In recent years the University has invested considerably in some of the professional schools and hopes to reap the benefits in the next few years, Levin said.
“[But] we’re going to have a few years where we need to use reserves to close up the budget,” Levin said.
At the Corporation meeting this weekend, the Office of Finance and Administration presented a 10-year retrospective of Yale finance, Hockfield said.
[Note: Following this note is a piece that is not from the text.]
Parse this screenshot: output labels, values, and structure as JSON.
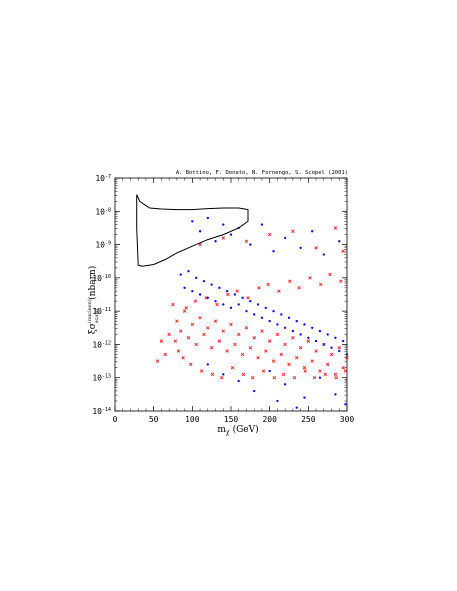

Levin said the report foreshadows the planned re-examination of the Yale 10-year plan, when the Corporation will consider whether it can achieve the targets it predicted in the late 1990s or whether Yale needs to “maybe slow down a little.”
In addition to precautionary steps already taken, the budget could still be subjected to some tweaking, Deputy Provost Charles Long said.
“It’s still a preliminary budget, but it’s pretty much in shape,” Long said. “There are some things we need to do still to reduce some expenses.”
For several years Yale managed to avoid budget troubles that began to plague other institutions because of the University’s conservative endowment-spending rule and a smoothing rule that spreads out loses or gains over a three-year period.
“There’s nothing we can see in the environment that’s going to make income better in ’05 than ’04,” Long said.
Hockfield said though the slowing economy has caught up with Yale’s budget, the University seems to be outperforming many of its peers.
“I think Yale is situated very well relative to our peers but there’s no question the economy will put pressure on us,” Hockfield said.